In the 1980s his technique backfired: By the late 1970s, 60 Minutes had become a hit — it was the No. 1 show for five years and a top 10 program for a record 23 consecutive years, says Tim Weiner in The New York Times. Wallace had become a very rich and famous television figure "when his life took a stressful turn in 1982," after he hosted a show that accused Gen. William Westmoreland of deliberately lying about the strength of the enemy forces in Vietnam. Westmoreland filed a $120 million libel suit. "After more than two years Gen. Westmoreland abandoned his suit, CBS lost some of its reputation, and Mr. Wallace had a nervous breakdown," falling into a bout of clinical depression that ended with a 1985 suicide attempt. Wallace told The Times, that he had feared "the lawyers for the other side would employ the same techniques against me that I had employed on television."

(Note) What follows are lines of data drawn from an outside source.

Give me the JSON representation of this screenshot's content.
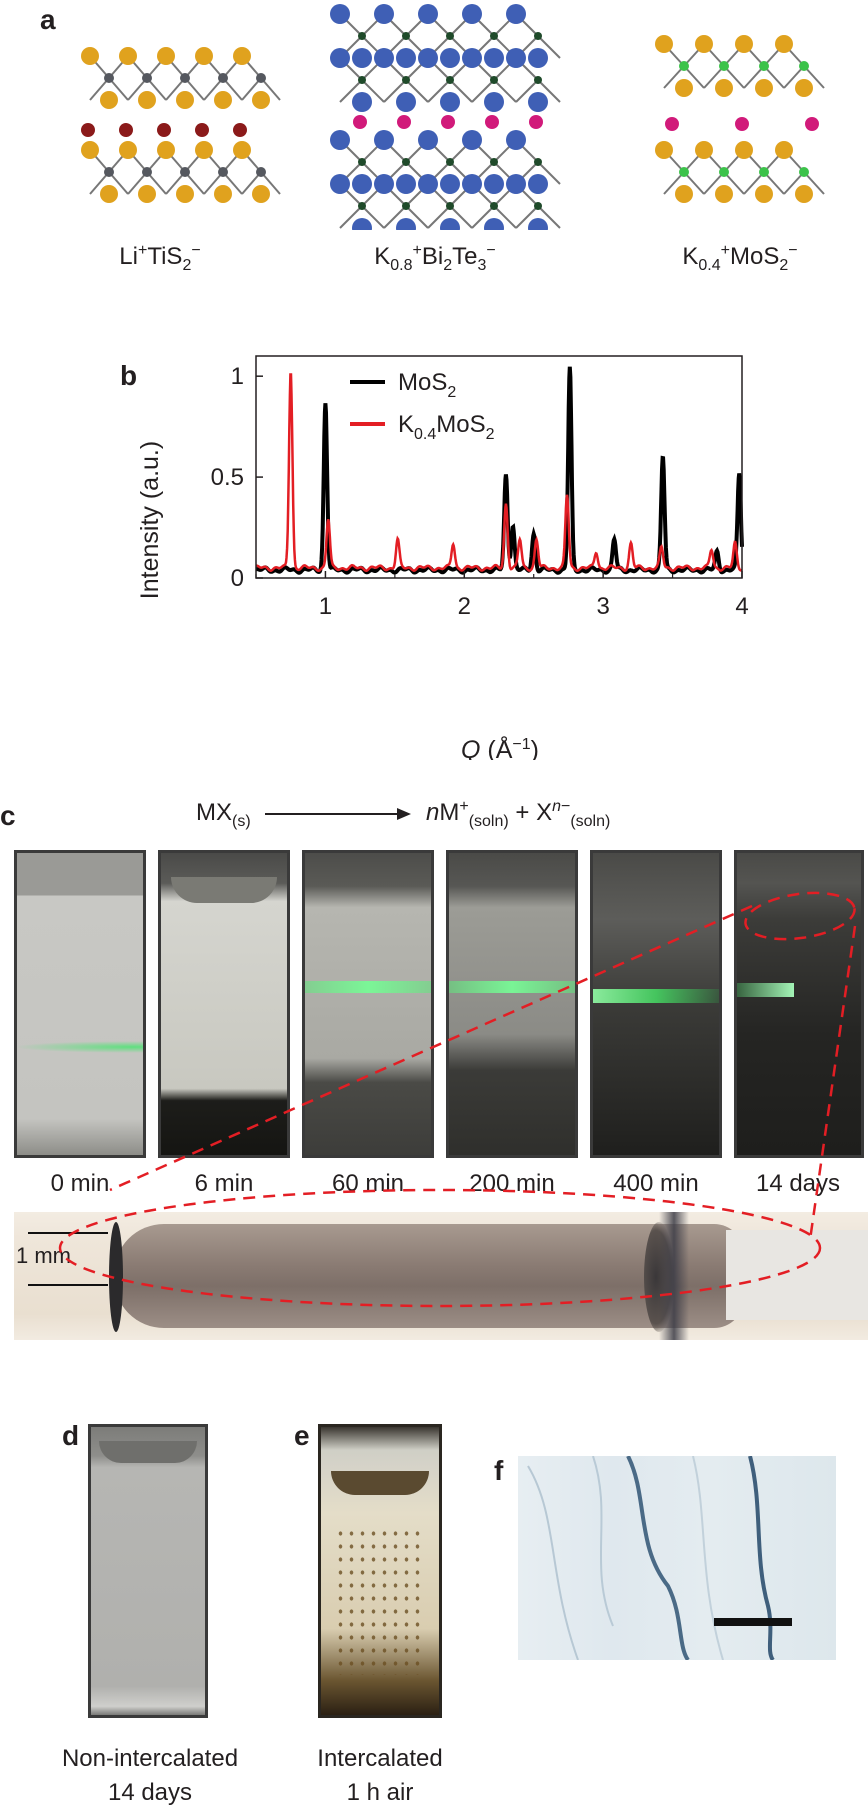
{
  "panels": {
    "a": "a",
    "b": "b",
    "c": "c",
    "d": "d",
    "e": "e",
    "f": "f"
  },
  "panel_a": {
    "structures": [
      {
        "formula_parts": [
          "Li",
          "+",
          "TiS",
          "2",
          "−"
        ],
        "colors": {
          "large": "#e0a21e",
          "small": "#55585f",
          "ion": "#8b1a1a"
        }
      },
      {
        "formula_parts": [
          "K",
          "0.8",
          "+",
          "Bi",
          "2",
          "Te",
          "3",
          "−"
        ],
        "colors": {
          "large": "#3f5fb5",
          "small": "#1f4a2a",
          "ion": "#d11a7a"
        }
      },
      {
        "formula_parts": [
          "K",
          "0.4",
          "+",
          "MoS",
          "2",
          "−"
        ],
        "colors": {
          "large": "#e0a21e",
          "small": "#3cc24a",
          "ion": "#d11a7a"
        }
      }
    ]
  },
  "chart_data": {
    "type": "line",
    "xlabel_italic": "Q",
    "xlabel_rest": " (Å",
    "xlabel_sup": "−1",
    "xlabel_close": ")",
    "ylabel": "Intensity (a.u.)",
    "xlim": [
      0.5,
      4.0
    ],
    "ylim": [
      0,
      1.1
    ],
    "xticks": [
      1,
      2,
      3,
      4
    ],
    "xtick_labels": [
      "1",
      "2",
      "3",
      "4"
    ],
    "yticks": [
      0,
      0.5,
      1
    ],
    "ytick_labels": [
      "0",
      "0.5",
      "1"
    ],
    "grid": false,
    "legend_position": "top-center",
    "series": [
      {
        "name_main": "MoS",
        "name_sub": "2",
        "color": "#000000",
        "baseline": 0.04,
        "peaks": [
          [
            1.0,
            0.83
          ],
          [
            2.3,
            0.47
          ],
          [
            2.35,
            0.22
          ],
          [
            2.5,
            0.18
          ],
          [
            2.76,
            1.0
          ],
          [
            3.08,
            0.15
          ],
          [
            3.43,
            0.56
          ],
          [
            3.98,
            0.48
          ],
          [
            3.82,
            0.09
          ]
        ]
      },
      {
        "name_main": "K",
        "name_sub": "0.4",
        "name_rest": "MoS",
        "name_sub2": "2",
        "color": "#e31e24",
        "baseline": 0.05,
        "peaks": [
          [
            0.75,
            0.98
          ],
          [
            1.02,
            0.24
          ],
          [
            1.52,
            0.14
          ],
          [
            1.92,
            0.12
          ],
          [
            2.3,
            0.32
          ],
          [
            2.4,
            0.14
          ],
          [
            2.52,
            0.14
          ],
          [
            2.74,
            0.36
          ],
          [
            2.95,
            0.08
          ],
          [
            3.2,
            0.12
          ],
          [
            3.42,
            0.1
          ],
          [
            3.78,
            0.09
          ],
          [
            3.95,
            0.12
          ]
        ]
      }
    ]
  },
  "panel_c": {
    "reaction": {
      "left": "MX",
      "left_sub": "(s)",
      "right_n": "n",
      "right_m": "M",
      "right_m_sup": "+",
      "right_m_sub": "(soln)",
      "plus": " + X",
      "right_x_sup_italic": "n",
      "right_x_sup": "−",
      "right_x_sub": "(soln)"
    },
    "times": [
      "0 min",
      "6 min",
      "60 min",
      "200 min",
      "400 min",
      "14 days"
    ],
    "scale_label": "1 mm"
  },
  "panel_d": {
    "caption_line1": "Non-intercalated",
    "caption_line2": "14 days"
  },
  "panel_e": {
    "caption_line1": "Intercalated",
    "caption_line2": "1 h air"
  }
}
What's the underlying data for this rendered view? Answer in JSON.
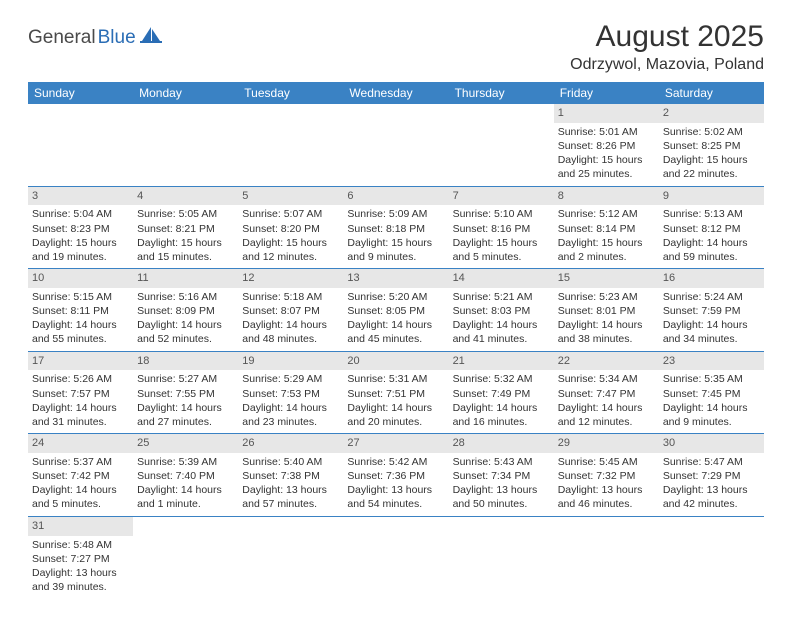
{
  "logo": {
    "part1": "General",
    "part2": "Blue"
  },
  "title": "August 2025",
  "location": "Odrzywol, Mazovia, Poland",
  "colors": {
    "header_bg": "#3a82c4",
    "header_fg": "#ffffff",
    "daynum_bg": "#e7e7e7",
    "rule": "#3a82c4",
    "logo_blue": "#2a6db5",
    "logo_gray": "#4a4a4a"
  },
  "weekdays": [
    "Sunday",
    "Monday",
    "Tuesday",
    "Wednesday",
    "Thursday",
    "Friday",
    "Saturday"
  ],
  "weeks": [
    [
      null,
      null,
      null,
      null,
      null,
      {
        "n": "1",
        "sr": "Sunrise: 5:01 AM",
        "ss": "Sunset: 8:26 PM",
        "dl": "Daylight: 15 hours and 25 minutes."
      },
      {
        "n": "2",
        "sr": "Sunrise: 5:02 AM",
        "ss": "Sunset: 8:25 PM",
        "dl": "Daylight: 15 hours and 22 minutes."
      }
    ],
    [
      {
        "n": "3",
        "sr": "Sunrise: 5:04 AM",
        "ss": "Sunset: 8:23 PM",
        "dl": "Daylight: 15 hours and 19 minutes."
      },
      {
        "n": "4",
        "sr": "Sunrise: 5:05 AM",
        "ss": "Sunset: 8:21 PM",
        "dl": "Daylight: 15 hours and 15 minutes."
      },
      {
        "n": "5",
        "sr": "Sunrise: 5:07 AM",
        "ss": "Sunset: 8:20 PM",
        "dl": "Daylight: 15 hours and 12 minutes."
      },
      {
        "n": "6",
        "sr": "Sunrise: 5:09 AM",
        "ss": "Sunset: 8:18 PM",
        "dl": "Daylight: 15 hours and 9 minutes."
      },
      {
        "n": "7",
        "sr": "Sunrise: 5:10 AM",
        "ss": "Sunset: 8:16 PM",
        "dl": "Daylight: 15 hours and 5 minutes."
      },
      {
        "n": "8",
        "sr": "Sunrise: 5:12 AM",
        "ss": "Sunset: 8:14 PM",
        "dl": "Daylight: 15 hours and 2 minutes."
      },
      {
        "n": "9",
        "sr": "Sunrise: 5:13 AM",
        "ss": "Sunset: 8:12 PM",
        "dl": "Daylight: 14 hours and 59 minutes."
      }
    ],
    [
      {
        "n": "10",
        "sr": "Sunrise: 5:15 AM",
        "ss": "Sunset: 8:11 PM",
        "dl": "Daylight: 14 hours and 55 minutes."
      },
      {
        "n": "11",
        "sr": "Sunrise: 5:16 AM",
        "ss": "Sunset: 8:09 PM",
        "dl": "Daylight: 14 hours and 52 minutes."
      },
      {
        "n": "12",
        "sr": "Sunrise: 5:18 AM",
        "ss": "Sunset: 8:07 PM",
        "dl": "Daylight: 14 hours and 48 minutes."
      },
      {
        "n": "13",
        "sr": "Sunrise: 5:20 AM",
        "ss": "Sunset: 8:05 PM",
        "dl": "Daylight: 14 hours and 45 minutes."
      },
      {
        "n": "14",
        "sr": "Sunrise: 5:21 AM",
        "ss": "Sunset: 8:03 PM",
        "dl": "Daylight: 14 hours and 41 minutes."
      },
      {
        "n": "15",
        "sr": "Sunrise: 5:23 AM",
        "ss": "Sunset: 8:01 PM",
        "dl": "Daylight: 14 hours and 38 minutes."
      },
      {
        "n": "16",
        "sr": "Sunrise: 5:24 AM",
        "ss": "Sunset: 7:59 PM",
        "dl": "Daylight: 14 hours and 34 minutes."
      }
    ],
    [
      {
        "n": "17",
        "sr": "Sunrise: 5:26 AM",
        "ss": "Sunset: 7:57 PM",
        "dl": "Daylight: 14 hours and 31 minutes."
      },
      {
        "n": "18",
        "sr": "Sunrise: 5:27 AM",
        "ss": "Sunset: 7:55 PM",
        "dl": "Daylight: 14 hours and 27 minutes."
      },
      {
        "n": "19",
        "sr": "Sunrise: 5:29 AM",
        "ss": "Sunset: 7:53 PM",
        "dl": "Daylight: 14 hours and 23 minutes."
      },
      {
        "n": "20",
        "sr": "Sunrise: 5:31 AM",
        "ss": "Sunset: 7:51 PM",
        "dl": "Daylight: 14 hours and 20 minutes."
      },
      {
        "n": "21",
        "sr": "Sunrise: 5:32 AM",
        "ss": "Sunset: 7:49 PM",
        "dl": "Daylight: 14 hours and 16 minutes."
      },
      {
        "n": "22",
        "sr": "Sunrise: 5:34 AM",
        "ss": "Sunset: 7:47 PM",
        "dl": "Daylight: 14 hours and 12 minutes."
      },
      {
        "n": "23",
        "sr": "Sunrise: 5:35 AM",
        "ss": "Sunset: 7:45 PM",
        "dl": "Daylight: 14 hours and 9 minutes."
      }
    ],
    [
      {
        "n": "24",
        "sr": "Sunrise: 5:37 AM",
        "ss": "Sunset: 7:42 PM",
        "dl": "Daylight: 14 hours and 5 minutes."
      },
      {
        "n": "25",
        "sr": "Sunrise: 5:39 AM",
        "ss": "Sunset: 7:40 PM",
        "dl": "Daylight: 14 hours and 1 minute."
      },
      {
        "n": "26",
        "sr": "Sunrise: 5:40 AM",
        "ss": "Sunset: 7:38 PM",
        "dl": "Daylight: 13 hours and 57 minutes."
      },
      {
        "n": "27",
        "sr": "Sunrise: 5:42 AM",
        "ss": "Sunset: 7:36 PM",
        "dl": "Daylight: 13 hours and 54 minutes."
      },
      {
        "n": "28",
        "sr": "Sunrise: 5:43 AM",
        "ss": "Sunset: 7:34 PM",
        "dl": "Daylight: 13 hours and 50 minutes."
      },
      {
        "n": "29",
        "sr": "Sunrise: 5:45 AM",
        "ss": "Sunset: 7:32 PM",
        "dl": "Daylight: 13 hours and 46 minutes."
      },
      {
        "n": "30",
        "sr": "Sunrise: 5:47 AM",
        "ss": "Sunset: 7:29 PM",
        "dl": "Daylight: 13 hours and 42 minutes."
      }
    ],
    [
      {
        "n": "31",
        "sr": "Sunrise: 5:48 AM",
        "ss": "Sunset: 7:27 PM",
        "dl": "Daylight: 13 hours and 39 minutes."
      },
      null,
      null,
      null,
      null,
      null,
      null
    ]
  ]
}
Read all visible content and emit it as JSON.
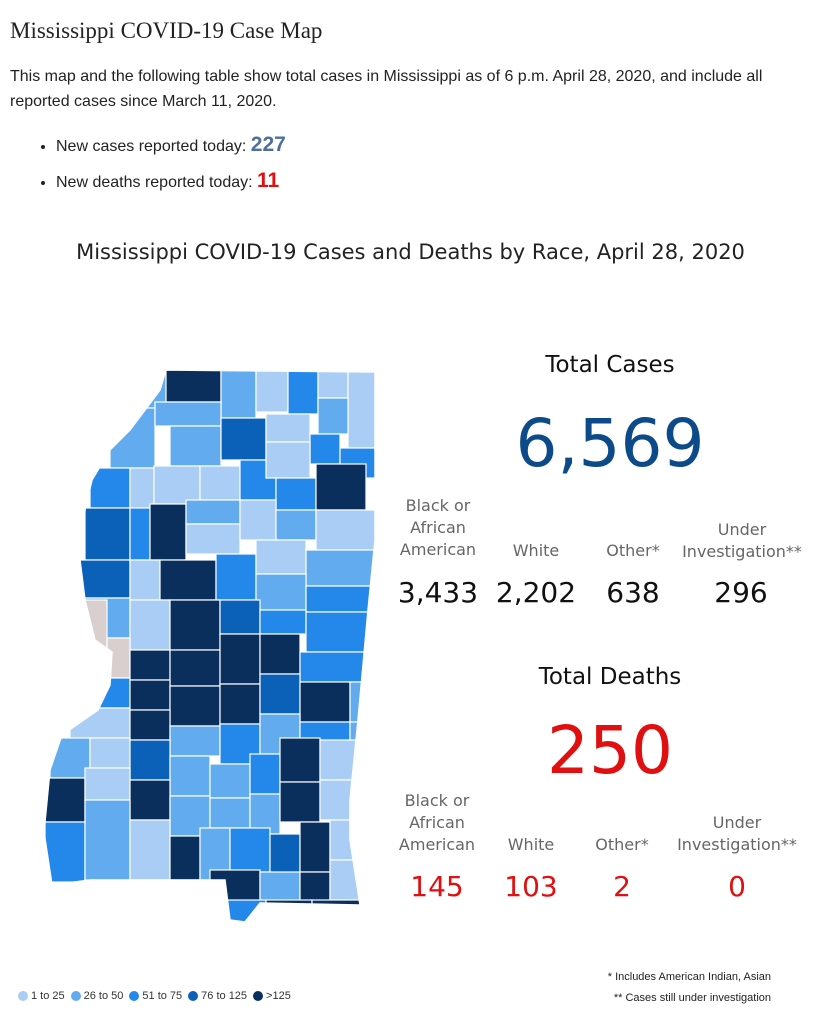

Still, he changed TV news for the better: Lots of Wallace's contemporaries practiced their own adversarial styles of journalism, says James Poniewozik in TIME. But "Wallace, with his hawklike attentiveness and softly disarming questions, came to personify the devastating interview because, as the head of the 60 Minutes team, he knew how to make good journalism into good TV." His turn as "television's grand inquisitor" is a testament to how good reporting and compelling TV, plus "the occasional willingness to call B.S. on a subject's answers, could affect change." Among the ways he changed TV news "for the better," says former colleague Dan Rather: It "became more investigative, more aggressive and relevant." It will never be the same.